Cartografias culturais

Iniciativas do governo criam plataformas online para compartilhamento de informações culturais e históricas. Saiba mais como funcionam

Déborah Araujo

  • Um dos mais famosos mapeamentos das terras que seriam chamadas de Brasil coube ao cartógrafo francês Jean-Baptiste d’Anville, no início do século XVIII. O processo de traçar as linhas imaginárias nestas terras para fins geopolíticos, em grande parte desconhecidas, levou três décadas de produção e deram contornos muito próximos ao país na atualidade. Mais de 300 anos depois, ao alcance de um clique, qualquer usuário de internet pode contribuir com informações em um mapa sobre, praticamente, qualquer assunto. Exemplos disso são as cartografias culturais desenvolvidas por instituições governamentais, como o Sistema Nacional de Informações e Indicadores Culturais (Sniic), o Mapa Digital da Cultura RS e o SP Cultura.

    Os dados são inseridos na página a partir da colaboração de usuários cadastrados.

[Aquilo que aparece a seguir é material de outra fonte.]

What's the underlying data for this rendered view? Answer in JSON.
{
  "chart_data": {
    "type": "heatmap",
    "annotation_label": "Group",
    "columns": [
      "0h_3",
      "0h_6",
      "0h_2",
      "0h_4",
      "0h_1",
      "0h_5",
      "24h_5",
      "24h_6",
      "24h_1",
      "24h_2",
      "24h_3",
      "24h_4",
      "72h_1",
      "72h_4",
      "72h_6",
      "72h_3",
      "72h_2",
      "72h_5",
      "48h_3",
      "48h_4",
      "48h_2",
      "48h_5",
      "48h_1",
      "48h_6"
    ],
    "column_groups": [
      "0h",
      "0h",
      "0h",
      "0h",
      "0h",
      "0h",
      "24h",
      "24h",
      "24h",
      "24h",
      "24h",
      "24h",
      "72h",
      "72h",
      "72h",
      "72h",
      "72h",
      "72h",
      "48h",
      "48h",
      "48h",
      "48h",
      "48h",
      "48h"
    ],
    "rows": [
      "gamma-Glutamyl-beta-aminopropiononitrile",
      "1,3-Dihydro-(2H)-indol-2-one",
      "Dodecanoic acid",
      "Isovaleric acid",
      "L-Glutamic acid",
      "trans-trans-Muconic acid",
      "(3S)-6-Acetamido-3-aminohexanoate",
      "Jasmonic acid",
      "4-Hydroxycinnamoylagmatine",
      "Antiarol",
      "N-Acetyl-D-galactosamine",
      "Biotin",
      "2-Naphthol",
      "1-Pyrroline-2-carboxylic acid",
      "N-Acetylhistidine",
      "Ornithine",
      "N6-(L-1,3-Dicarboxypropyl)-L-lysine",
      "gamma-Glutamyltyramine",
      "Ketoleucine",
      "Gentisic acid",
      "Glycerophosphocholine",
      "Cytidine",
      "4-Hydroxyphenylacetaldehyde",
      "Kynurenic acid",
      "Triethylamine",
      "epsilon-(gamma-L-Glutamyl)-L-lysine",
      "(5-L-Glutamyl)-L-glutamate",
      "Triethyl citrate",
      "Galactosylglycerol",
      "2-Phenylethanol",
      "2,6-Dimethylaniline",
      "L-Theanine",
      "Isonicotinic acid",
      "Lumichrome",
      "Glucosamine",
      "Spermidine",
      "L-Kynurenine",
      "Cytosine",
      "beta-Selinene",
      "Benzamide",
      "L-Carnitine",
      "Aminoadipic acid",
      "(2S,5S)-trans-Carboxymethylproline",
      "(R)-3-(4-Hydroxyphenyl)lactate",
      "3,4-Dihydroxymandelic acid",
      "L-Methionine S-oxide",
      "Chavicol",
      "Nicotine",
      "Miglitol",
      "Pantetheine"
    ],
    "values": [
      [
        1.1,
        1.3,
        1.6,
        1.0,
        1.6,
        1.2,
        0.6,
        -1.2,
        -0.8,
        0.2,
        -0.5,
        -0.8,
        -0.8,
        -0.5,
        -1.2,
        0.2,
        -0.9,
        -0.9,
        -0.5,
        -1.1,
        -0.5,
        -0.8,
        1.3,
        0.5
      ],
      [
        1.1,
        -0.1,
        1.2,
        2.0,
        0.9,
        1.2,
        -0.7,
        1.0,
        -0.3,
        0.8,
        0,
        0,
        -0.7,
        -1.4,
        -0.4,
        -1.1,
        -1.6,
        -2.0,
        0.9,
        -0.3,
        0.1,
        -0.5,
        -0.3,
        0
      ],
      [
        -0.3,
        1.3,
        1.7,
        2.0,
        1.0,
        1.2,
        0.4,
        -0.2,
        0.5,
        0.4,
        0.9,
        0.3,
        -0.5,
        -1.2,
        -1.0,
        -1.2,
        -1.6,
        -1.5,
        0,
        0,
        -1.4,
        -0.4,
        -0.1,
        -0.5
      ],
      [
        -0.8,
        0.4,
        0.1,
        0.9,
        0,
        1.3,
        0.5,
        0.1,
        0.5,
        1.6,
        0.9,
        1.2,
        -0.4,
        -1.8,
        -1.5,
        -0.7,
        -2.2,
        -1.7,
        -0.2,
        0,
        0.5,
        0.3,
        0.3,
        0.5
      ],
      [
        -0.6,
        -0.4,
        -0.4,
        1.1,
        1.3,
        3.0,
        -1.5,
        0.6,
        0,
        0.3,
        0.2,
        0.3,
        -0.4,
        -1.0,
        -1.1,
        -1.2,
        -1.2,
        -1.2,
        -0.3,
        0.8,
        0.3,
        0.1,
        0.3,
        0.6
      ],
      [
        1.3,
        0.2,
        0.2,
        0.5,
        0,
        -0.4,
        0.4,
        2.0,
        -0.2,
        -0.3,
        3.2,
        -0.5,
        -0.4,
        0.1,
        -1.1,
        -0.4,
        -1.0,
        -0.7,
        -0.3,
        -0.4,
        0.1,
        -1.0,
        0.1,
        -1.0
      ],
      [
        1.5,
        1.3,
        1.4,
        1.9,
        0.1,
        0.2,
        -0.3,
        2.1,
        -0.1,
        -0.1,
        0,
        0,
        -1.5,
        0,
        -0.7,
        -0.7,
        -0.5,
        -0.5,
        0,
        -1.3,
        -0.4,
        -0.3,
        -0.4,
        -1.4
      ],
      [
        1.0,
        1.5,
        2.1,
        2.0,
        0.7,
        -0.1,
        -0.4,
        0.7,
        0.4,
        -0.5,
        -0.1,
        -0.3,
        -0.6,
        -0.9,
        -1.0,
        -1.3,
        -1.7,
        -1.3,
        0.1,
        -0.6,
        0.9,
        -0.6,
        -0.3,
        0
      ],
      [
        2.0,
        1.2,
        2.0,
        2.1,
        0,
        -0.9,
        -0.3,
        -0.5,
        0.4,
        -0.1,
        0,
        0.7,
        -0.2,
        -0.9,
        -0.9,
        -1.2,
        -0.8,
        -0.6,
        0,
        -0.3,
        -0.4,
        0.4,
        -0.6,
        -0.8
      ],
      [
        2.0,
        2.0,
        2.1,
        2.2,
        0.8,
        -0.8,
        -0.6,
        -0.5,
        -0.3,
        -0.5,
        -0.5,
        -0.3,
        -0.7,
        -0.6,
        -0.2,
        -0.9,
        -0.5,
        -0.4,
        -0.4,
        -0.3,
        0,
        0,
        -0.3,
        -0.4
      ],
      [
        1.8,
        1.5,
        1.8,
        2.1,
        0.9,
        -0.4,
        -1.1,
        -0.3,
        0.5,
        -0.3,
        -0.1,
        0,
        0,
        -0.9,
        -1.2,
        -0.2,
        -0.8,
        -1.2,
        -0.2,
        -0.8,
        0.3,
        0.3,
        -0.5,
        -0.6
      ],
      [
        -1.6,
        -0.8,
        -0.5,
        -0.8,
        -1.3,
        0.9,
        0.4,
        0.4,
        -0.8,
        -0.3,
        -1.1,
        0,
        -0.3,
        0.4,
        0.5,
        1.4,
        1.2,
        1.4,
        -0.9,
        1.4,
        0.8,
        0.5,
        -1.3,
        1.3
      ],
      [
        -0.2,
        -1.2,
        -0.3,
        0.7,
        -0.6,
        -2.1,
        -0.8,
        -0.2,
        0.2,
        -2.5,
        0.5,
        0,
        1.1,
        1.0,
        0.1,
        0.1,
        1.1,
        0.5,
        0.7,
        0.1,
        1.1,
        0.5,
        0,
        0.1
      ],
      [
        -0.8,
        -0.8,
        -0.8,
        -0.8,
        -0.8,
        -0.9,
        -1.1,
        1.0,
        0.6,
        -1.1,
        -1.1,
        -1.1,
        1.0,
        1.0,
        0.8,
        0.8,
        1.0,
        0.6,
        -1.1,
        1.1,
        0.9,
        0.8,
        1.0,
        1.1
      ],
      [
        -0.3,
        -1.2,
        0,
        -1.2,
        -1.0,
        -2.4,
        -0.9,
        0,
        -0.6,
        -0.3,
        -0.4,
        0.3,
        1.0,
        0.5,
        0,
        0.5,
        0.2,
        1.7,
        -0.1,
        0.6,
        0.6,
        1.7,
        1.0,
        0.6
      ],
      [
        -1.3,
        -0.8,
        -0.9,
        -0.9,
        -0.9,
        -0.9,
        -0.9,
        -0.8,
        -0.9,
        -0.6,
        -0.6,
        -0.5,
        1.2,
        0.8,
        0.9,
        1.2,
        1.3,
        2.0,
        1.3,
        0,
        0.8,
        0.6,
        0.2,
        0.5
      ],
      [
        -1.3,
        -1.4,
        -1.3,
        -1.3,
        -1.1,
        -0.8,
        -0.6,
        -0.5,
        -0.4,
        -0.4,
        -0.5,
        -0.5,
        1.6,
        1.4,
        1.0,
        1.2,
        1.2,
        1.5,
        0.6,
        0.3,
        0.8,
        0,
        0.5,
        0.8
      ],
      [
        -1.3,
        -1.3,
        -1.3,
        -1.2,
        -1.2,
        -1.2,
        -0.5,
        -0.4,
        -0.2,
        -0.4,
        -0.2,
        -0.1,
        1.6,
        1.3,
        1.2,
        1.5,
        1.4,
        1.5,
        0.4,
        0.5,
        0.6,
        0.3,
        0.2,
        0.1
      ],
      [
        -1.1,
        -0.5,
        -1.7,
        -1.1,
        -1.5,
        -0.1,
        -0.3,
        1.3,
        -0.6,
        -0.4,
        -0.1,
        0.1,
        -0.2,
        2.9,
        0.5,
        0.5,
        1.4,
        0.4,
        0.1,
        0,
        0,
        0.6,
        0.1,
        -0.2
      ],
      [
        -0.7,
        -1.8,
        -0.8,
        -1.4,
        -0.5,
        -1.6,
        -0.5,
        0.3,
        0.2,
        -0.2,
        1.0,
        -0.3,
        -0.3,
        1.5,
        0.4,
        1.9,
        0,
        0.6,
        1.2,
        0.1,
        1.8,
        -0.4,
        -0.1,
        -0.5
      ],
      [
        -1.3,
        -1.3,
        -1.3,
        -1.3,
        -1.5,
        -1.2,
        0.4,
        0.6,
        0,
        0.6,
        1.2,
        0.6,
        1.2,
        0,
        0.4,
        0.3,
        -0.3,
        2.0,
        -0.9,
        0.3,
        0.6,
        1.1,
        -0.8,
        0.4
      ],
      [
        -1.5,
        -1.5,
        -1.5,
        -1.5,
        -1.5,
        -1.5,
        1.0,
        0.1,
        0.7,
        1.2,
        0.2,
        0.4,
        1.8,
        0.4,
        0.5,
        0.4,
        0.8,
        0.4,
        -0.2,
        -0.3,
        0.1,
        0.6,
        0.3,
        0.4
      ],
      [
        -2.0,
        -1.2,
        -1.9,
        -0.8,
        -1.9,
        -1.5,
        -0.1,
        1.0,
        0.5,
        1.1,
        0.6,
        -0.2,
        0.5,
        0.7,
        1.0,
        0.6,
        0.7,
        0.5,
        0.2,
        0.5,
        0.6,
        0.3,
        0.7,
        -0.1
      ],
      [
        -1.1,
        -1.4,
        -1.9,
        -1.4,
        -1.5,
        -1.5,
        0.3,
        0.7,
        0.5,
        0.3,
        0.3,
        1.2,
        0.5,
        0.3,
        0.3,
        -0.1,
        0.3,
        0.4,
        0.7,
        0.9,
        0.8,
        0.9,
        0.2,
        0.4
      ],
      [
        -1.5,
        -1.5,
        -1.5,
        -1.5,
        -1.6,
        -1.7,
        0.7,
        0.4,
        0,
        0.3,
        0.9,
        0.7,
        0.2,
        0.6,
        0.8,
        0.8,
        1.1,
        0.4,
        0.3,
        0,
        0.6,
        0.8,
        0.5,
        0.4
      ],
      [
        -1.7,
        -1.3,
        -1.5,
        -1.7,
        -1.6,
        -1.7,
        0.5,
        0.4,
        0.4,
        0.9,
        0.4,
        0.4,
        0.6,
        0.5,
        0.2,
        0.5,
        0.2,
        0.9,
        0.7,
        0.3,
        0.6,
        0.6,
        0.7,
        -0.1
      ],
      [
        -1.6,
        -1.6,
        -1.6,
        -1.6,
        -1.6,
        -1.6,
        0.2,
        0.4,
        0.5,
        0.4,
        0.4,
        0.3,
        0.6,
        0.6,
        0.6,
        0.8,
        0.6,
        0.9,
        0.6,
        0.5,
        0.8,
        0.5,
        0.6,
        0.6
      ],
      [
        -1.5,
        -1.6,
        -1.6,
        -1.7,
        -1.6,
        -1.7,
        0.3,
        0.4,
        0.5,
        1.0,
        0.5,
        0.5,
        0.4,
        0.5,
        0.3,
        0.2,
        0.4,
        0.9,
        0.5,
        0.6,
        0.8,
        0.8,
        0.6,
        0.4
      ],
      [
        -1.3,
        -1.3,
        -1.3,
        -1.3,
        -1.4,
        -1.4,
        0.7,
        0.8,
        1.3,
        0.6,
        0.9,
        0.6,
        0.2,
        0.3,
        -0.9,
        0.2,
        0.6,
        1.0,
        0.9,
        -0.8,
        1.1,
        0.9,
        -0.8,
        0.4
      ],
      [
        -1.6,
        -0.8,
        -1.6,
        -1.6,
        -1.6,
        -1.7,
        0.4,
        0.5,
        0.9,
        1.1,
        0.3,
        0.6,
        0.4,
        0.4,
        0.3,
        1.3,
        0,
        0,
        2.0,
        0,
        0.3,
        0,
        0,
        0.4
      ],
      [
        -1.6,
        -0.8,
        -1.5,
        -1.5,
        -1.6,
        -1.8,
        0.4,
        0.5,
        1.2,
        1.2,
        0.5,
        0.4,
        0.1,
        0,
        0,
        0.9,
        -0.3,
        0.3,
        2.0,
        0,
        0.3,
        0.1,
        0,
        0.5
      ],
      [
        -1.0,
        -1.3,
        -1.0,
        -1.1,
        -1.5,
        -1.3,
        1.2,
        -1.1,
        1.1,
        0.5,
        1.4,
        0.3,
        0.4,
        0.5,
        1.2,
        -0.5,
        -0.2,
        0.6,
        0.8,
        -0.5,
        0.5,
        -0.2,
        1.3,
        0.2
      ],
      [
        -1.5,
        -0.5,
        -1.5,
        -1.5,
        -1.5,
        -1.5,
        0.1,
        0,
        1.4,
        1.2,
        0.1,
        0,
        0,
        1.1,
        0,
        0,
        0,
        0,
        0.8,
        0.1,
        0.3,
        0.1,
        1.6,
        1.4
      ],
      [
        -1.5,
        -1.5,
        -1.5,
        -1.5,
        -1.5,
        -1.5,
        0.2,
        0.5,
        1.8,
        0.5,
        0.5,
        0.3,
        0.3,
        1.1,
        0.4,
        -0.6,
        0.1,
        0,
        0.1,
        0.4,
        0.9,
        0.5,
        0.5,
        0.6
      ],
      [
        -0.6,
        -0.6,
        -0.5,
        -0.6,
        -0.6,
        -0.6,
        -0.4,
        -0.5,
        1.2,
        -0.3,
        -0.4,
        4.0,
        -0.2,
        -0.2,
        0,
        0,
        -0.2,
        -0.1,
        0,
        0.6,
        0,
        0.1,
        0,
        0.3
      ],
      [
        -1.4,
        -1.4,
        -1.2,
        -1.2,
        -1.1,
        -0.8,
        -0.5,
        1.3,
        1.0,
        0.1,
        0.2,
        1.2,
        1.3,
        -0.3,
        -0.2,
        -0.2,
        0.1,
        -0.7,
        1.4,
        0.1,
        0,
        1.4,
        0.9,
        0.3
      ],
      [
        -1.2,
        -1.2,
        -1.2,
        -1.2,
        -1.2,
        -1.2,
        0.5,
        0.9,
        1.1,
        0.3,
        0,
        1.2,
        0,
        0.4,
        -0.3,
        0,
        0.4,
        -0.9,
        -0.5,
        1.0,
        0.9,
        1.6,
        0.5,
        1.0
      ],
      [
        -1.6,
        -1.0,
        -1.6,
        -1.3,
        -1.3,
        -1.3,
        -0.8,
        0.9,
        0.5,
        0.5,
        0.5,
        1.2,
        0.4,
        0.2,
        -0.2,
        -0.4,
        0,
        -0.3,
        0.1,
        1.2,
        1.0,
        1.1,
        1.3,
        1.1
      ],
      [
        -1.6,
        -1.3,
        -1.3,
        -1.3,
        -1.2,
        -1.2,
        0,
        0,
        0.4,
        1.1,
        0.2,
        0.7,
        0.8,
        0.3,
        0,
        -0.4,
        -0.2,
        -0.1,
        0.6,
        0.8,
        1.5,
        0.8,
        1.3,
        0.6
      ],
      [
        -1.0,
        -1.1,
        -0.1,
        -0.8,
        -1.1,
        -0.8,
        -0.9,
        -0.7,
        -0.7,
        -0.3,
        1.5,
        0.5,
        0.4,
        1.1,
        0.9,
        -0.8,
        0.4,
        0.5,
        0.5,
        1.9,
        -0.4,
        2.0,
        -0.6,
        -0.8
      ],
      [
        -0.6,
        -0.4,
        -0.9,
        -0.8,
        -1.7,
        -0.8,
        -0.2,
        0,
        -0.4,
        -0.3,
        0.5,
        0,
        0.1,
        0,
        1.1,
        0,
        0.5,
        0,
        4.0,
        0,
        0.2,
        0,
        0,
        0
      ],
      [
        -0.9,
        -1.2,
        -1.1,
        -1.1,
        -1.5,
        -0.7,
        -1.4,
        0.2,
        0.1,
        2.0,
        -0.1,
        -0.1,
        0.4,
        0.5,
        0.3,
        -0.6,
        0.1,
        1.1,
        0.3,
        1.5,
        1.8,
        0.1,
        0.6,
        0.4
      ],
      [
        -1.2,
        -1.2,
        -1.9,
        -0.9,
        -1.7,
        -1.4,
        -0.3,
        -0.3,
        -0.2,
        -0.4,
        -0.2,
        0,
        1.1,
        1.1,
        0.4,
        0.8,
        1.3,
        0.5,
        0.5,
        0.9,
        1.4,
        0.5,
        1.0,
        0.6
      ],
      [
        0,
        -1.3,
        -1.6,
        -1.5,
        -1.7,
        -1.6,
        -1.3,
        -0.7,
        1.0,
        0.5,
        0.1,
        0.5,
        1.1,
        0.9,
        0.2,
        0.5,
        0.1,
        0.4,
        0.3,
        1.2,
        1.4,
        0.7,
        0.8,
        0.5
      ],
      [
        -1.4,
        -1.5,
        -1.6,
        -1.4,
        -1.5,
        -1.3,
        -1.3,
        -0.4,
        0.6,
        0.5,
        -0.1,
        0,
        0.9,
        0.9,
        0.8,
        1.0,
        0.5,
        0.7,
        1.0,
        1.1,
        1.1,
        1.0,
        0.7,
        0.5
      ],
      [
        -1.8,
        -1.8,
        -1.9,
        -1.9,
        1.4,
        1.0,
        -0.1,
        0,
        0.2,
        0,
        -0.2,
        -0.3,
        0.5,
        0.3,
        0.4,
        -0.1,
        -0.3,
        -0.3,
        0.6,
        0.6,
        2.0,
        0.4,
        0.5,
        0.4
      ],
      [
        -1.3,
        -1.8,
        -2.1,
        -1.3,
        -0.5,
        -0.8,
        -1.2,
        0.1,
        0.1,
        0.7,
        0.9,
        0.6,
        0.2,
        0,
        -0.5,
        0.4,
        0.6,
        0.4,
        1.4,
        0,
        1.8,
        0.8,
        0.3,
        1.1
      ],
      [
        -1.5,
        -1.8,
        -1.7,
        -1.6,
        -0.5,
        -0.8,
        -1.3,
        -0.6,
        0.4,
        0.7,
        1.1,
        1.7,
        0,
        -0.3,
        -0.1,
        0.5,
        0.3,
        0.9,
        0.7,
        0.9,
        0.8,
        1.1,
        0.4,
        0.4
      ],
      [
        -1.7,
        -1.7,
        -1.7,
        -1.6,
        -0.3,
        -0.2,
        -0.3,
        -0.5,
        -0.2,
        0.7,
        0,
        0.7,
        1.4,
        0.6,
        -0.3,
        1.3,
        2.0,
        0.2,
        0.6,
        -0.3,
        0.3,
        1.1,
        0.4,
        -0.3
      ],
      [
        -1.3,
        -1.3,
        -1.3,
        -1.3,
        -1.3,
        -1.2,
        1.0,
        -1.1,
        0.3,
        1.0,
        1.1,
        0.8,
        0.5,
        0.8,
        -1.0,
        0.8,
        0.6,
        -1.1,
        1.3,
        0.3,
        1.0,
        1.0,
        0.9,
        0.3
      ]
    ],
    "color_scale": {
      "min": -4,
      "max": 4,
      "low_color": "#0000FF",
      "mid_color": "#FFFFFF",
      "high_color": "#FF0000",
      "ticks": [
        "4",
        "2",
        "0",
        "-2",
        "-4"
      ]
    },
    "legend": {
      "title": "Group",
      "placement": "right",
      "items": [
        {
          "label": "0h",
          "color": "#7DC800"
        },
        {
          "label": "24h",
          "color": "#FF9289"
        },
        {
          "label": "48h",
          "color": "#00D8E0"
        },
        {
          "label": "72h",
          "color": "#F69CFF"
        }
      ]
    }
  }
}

O Sniic, criado no âmbito do Plano Nacional de Cultural, sancionado pela Lei Nº 12.343/2010, tem como proposta ser “uma plataforma de governança colaborativa, onde as informações são fornecidas pela sociedade, nas perspectivas de criar uma rede social da cultura”, explica Américo Córdula, diretor de Estudos e Monitoramento de Políticas Culturais do Ministério da Cultura (MinC). “Utilizamos também os conceitos e ferramentas que hoje fazem parte do dia a dia, tais como geolocalização e gerenciamento de reputação.”

    Atualmente, o Sniic contém mais de 50 mil informações entre objetos e agentes culturais de diferentes localidades do país. “A prefeitura de Palmas no Tocantins e Campo Grande no Mato Grosso do Sul, por exemplo, articularam seus editais obrigando o produtor cultural a se cadastrar no Sniic”, acrescenta Córdula. As informações do sistema também estarão disponível no serviço para telefones móveis Nuvem da Cultura, a partir da Copa do Mundo em junho, com informações culturais sobre as 12 cidades sedes do evento. O MinC pretende, futuramente, ampliar o aplicativo para outras cidades e com informações de onde pode ser utilizado o Vale Cultura – benefício que visa possibilitar maior acesso do público ao teatro, cinema, museus, shows, circo, ou mesmo na compra de CDs, DVDs, livros, revistas e jornais.

    Por sua vez, há o Mapa Digital da Cultura RS, cartografia gaúcha lançada em junho de 2013, com mais de 1.100 pontos culturais e históricos de todo o estado cadastrados. O diretor do Sistemas Estadual de Museus, Joel Santana, destaca a importância do Mapa para a preservação da memória e da história do estado, uma que permite divulgar e diagnosticar as diferentes especificidades dos museus, como a localização, a forma de ingresso, horários. Dessa forma, fortalece os “dados de indicadores culturais para a formação da política pública, intercâmbio de pesquisas entre instituições, de dar oportunidade a evidências de determinados acervos específicos das localidades”, exemplifica Santana.

    Outra plataforma com previsão de lançamento para abril é o SP Cultura, uma parceria da Prefeitura de São Paulo com o Instituto TIM. O diferencial deste projeto é o software, que permite marcar no mapa não apenas os espaços culturais e históricos, mas também agentes e eventos culturais. “Além disso, permite também a criação de projetos, como editais, concursos, mostras, festivais, que agregam um conjunto de eventos em uma agenda única”, acrescenta Leonardo Germani, um dos desenvolvedores do SP Cultura.

    Para o historiador Ricardo Pimenta, do Instituto Brasileiro de Informação em Ciência e Tecnologia (Ibict), “o fato de ser software livre torna seu uso mais factível e possibilita que órgãos públicos e privados, associações, grupos e indivíduos desenvolvam suas ideias de forma a contribuir para o acesso à informação que podem contribuir, por exemplo, para o conhecimento histórico”. No entanto, “o sucesso dessas iniciativas é imperativo que a manutenção seja constante”, alerta o pesquisador.